The closing of the 1904 World's Fair left the city without a convention center for three years. A group of businessmen led by attorney Guy Golterman assembled $450,000 in private funding, and built the Coliseum at Washington and Jefferson Avenues. It was designed by Frederick C. Bonsack and occupied a full block. When the cornerstone was laid on August 22, 1908, it was claimed the building would be the largest public building in the United States. It replaced the St. Louis Exposition and Music Hall as the city's main convention and big entertainment center.

Golterman was the Secretary to the company and first manager of the Coliseum. Major Maylin Joseph Pickering managed it for some time.

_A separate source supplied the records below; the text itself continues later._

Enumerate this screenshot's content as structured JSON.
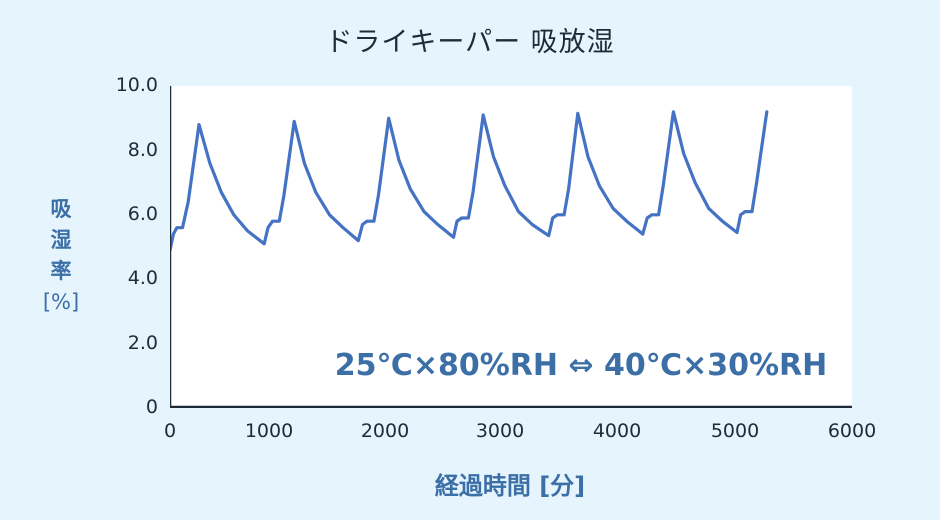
{
  "title": "ドライキーパー 吸放湿",
  "annotation": "25℃×80%RH ⇔ 40℃×30%RH",
  "y_axis": {
    "label_lines": [
      "吸",
      "湿",
      "率"
    ],
    "unit": "[%]",
    "ticks": [
      "10.0",
      "8.0",
      "6.0",
      "4.0",
      "2.0",
      "0"
    ]
  },
  "x_axis": {
    "label": "経過時間 [分]",
    "ticks": [
      "0",
      "1000",
      "2000",
      "3000",
      "4000",
      "5000",
      "6000"
    ]
  },
  "colors": {
    "background": "#e6f5fd",
    "plot_background": "#ffffff",
    "line": "#4472c4",
    "axis": "#1f2b38",
    "label": "#3b6fa6"
  },
  "chart_data": {
    "type": "line",
    "title": "ドライキーパー 吸放湿",
    "xlabel": "経過時間 [分]",
    "ylabel": "吸湿率 [%]",
    "xlim": [
      0,
      6000
    ],
    "ylim": [
      0,
      10
    ],
    "x_ticks": [
      0,
      1000,
      2000,
      3000,
      4000,
      5000,
      6000
    ],
    "y_ticks": [
      0,
      2.0,
      4.0,
      6.0,
      8.0,
      10.0
    ],
    "grid": false,
    "legend": null,
    "annotations": [
      "25℃×80%RH ⇔ 40℃×30%RH"
    ],
    "series": [
      {
        "name": "吸湿率",
        "x": [
          0,
          30,
          60,
          110,
          160,
          255,
          350,
          450,
          560,
          680,
          827,
          860,
          900,
          960,
          1000,
          1090,
          1180,
          1280,
          1400,
          1520,
          1653,
          1690,
          1730,
          1790,
          1830,
          1920,
          2010,
          2110,
          2230,
          2350,
          2489,
          2520,
          2560,
          2620,
          2660,
          2750,
          2840,
          2940,
          3060,
          3180,
          3325,
          3360,
          3400,
          3460,
          3500,
          3580,
          3670,
          3770,
          3890,
          4010,
          4151,
          4190,
          4230,
          4290,
          4330,
          4420,
          4510,
          4610,
          4730,
          4850,
          4978,
          5010,
          5050,
          5110,
          5150,
          5240
        ],
        "y": [
          4.9,
          5.4,
          5.6,
          5.6,
          6.4,
          8.8,
          7.6,
          6.7,
          6.0,
          5.5,
          5.1,
          5.6,
          5.8,
          5.8,
          6.6,
          8.9,
          7.6,
          6.7,
          6.0,
          5.6,
          5.2,
          5.7,
          5.8,
          5.8,
          6.6,
          9.0,
          7.7,
          6.8,
          6.1,
          5.7,
          5.3,
          5.8,
          5.9,
          5.9,
          6.7,
          9.1,
          7.8,
          6.9,
          6.1,
          5.7,
          5.35,
          5.9,
          6.0,
          6.0,
          6.8,
          9.15,
          7.8,
          6.9,
          6.2,
          5.8,
          5.4,
          5.9,
          6.0,
          6.0,
          6.9,
          9.2,
          7.9,
          7.0,
          6.2,
          5.8,
          5.45,
          6.0,
          6.1,
          6.1,
          7.0,
          9.2
        ]
      }
    ]
  }
}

The building accommodated the 1916 Democratic nominating convention, wrestling and boxing matches, trade shows, and musical extravaganzas. Enrico Caruso performed in the Coliseum twice: first with the Metropolitan Opera Company in April 1910 and again in May 1919, giving a concert for Liberty Loans.

Lack of parking, the emergence of neighborhood swimming pools, and Kiel Auditorium, which opened in 1934, effectively ended the usefulness of St. Louis Coliseum. It was closed in 1939, and it was condemned as unsafe by the city in 1953.